Kraynyak is the proprietor of Tunnel Inn, the guy who bought the building and converted it to a bed-and-breakfast.
Tunnel Inn is the old Gallitzin town offices and library, built by the Pennsylvania Railroad in 1905.
It’s brick and pretty substantial.
Kraynyak also added an outdoor deck out back, and roofed it.
He also put floodlights in the tunnel-cut.
Gallitzin built new town offices and sold the building.
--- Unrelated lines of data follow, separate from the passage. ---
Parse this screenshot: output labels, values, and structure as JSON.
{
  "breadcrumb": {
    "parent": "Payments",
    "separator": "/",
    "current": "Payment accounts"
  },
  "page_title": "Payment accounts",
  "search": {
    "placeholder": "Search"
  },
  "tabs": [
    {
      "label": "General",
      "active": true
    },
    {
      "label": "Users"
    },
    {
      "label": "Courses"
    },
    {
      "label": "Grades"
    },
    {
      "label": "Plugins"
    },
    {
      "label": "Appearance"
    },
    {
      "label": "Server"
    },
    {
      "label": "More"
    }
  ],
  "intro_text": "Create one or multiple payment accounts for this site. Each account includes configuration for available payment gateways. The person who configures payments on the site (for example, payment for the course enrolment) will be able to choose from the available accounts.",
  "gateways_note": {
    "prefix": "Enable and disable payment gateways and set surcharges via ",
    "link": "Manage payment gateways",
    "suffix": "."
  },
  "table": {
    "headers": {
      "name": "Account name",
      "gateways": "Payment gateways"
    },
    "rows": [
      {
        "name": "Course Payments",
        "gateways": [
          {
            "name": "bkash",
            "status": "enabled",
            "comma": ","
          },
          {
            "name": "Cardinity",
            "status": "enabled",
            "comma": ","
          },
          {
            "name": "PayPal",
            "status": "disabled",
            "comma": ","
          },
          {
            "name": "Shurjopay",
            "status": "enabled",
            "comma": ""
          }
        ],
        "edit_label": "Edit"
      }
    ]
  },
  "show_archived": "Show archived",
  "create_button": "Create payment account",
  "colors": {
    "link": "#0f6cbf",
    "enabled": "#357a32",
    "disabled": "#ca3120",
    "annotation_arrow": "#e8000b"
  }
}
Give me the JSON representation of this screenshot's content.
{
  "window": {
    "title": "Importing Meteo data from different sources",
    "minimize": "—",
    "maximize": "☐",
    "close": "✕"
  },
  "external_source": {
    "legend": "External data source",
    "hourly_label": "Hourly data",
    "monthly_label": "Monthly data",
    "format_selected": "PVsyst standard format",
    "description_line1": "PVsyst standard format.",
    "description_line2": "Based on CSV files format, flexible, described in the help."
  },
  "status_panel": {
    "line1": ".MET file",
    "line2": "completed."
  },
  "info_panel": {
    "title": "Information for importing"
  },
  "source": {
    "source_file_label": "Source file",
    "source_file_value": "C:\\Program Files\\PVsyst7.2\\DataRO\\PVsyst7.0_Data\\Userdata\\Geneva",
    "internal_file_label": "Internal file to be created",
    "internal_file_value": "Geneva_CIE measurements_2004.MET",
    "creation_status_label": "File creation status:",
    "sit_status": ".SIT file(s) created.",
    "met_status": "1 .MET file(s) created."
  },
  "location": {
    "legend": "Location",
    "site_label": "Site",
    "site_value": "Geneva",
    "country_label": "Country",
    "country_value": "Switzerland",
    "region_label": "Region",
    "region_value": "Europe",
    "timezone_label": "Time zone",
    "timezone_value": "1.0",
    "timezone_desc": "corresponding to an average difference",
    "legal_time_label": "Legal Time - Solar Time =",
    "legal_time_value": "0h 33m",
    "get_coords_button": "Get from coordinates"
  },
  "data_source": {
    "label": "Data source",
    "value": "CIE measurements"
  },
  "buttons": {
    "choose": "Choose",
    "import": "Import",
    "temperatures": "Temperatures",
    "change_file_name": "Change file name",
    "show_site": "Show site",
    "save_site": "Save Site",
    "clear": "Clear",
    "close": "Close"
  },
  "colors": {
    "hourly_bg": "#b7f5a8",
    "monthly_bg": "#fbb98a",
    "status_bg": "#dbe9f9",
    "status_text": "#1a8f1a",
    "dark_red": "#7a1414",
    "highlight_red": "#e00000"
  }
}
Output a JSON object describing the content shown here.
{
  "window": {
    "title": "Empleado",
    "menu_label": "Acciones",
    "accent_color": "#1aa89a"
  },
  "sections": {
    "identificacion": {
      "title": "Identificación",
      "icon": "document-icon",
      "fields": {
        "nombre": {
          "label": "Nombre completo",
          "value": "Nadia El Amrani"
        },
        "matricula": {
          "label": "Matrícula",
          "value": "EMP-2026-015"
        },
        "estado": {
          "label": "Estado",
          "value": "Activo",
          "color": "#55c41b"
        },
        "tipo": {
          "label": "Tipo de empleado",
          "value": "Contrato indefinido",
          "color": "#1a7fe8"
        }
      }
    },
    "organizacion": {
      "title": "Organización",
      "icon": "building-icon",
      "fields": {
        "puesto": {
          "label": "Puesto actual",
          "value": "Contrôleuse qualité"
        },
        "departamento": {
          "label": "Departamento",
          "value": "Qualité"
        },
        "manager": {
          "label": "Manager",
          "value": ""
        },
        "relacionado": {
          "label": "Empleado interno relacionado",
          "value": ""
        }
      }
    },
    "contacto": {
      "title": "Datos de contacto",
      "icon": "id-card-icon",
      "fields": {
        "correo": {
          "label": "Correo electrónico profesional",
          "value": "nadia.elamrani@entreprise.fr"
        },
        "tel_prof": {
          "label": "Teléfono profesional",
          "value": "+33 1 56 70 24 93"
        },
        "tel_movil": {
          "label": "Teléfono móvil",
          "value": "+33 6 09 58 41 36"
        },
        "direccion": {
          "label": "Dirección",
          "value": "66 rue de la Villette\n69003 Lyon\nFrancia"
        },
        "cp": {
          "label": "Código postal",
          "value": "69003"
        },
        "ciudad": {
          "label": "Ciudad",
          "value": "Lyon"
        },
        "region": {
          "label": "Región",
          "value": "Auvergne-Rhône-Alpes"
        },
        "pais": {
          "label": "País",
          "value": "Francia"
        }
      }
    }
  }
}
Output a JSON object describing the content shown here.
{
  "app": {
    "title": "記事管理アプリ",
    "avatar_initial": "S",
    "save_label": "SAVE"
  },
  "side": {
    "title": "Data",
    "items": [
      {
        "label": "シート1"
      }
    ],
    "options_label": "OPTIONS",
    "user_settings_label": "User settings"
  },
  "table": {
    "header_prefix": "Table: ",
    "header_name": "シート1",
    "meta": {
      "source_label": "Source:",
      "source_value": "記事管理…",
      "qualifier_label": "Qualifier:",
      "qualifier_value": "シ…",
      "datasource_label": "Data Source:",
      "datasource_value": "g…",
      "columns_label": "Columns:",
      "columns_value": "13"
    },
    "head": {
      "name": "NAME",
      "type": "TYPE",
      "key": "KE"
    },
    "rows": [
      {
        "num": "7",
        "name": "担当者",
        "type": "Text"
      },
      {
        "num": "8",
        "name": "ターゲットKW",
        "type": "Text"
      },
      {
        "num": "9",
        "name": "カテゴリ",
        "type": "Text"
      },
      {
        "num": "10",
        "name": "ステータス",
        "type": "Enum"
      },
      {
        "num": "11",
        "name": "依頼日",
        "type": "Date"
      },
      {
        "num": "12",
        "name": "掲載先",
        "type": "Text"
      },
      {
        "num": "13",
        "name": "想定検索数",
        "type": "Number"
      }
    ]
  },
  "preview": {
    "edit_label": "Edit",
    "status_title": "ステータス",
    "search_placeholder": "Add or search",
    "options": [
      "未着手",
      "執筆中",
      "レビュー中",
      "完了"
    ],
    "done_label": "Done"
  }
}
Kraynyak bought it and converted it to a bed-and-breakfast.
It caters to railfans — it’s right next to Tracks Two and Three.
The drive is about five hours, 260+ miles, about all I can stand.
Other people drive 10 hours or more, over 500 miles.
I tried that once, and was utterly wiped out.
And that was despite shared driving.
I can do the entire drive to Altoona, but it’s all I can take.
A while ago I had to take a nap following the drive, but that seems to no longer be the case.
It’s probably working out at the YMCA.
And I used to puke out about 4 p.m. chasing trains with Faudi.
My wife still does, but not me.
There’s no incentive in chasing trains for her, but I’m a railfan.
Plus there’s the fact I work out at the YMCA.
As usual, the hardest thing about these mini-vacations is boarding our dog.
She’s very attached, and taking the dog along is almost impossible.
Horseshoe Curve doesn’t allow dogs, nor do Altoona motels.
Including Tunnel Inn, which doesn’t allow pets.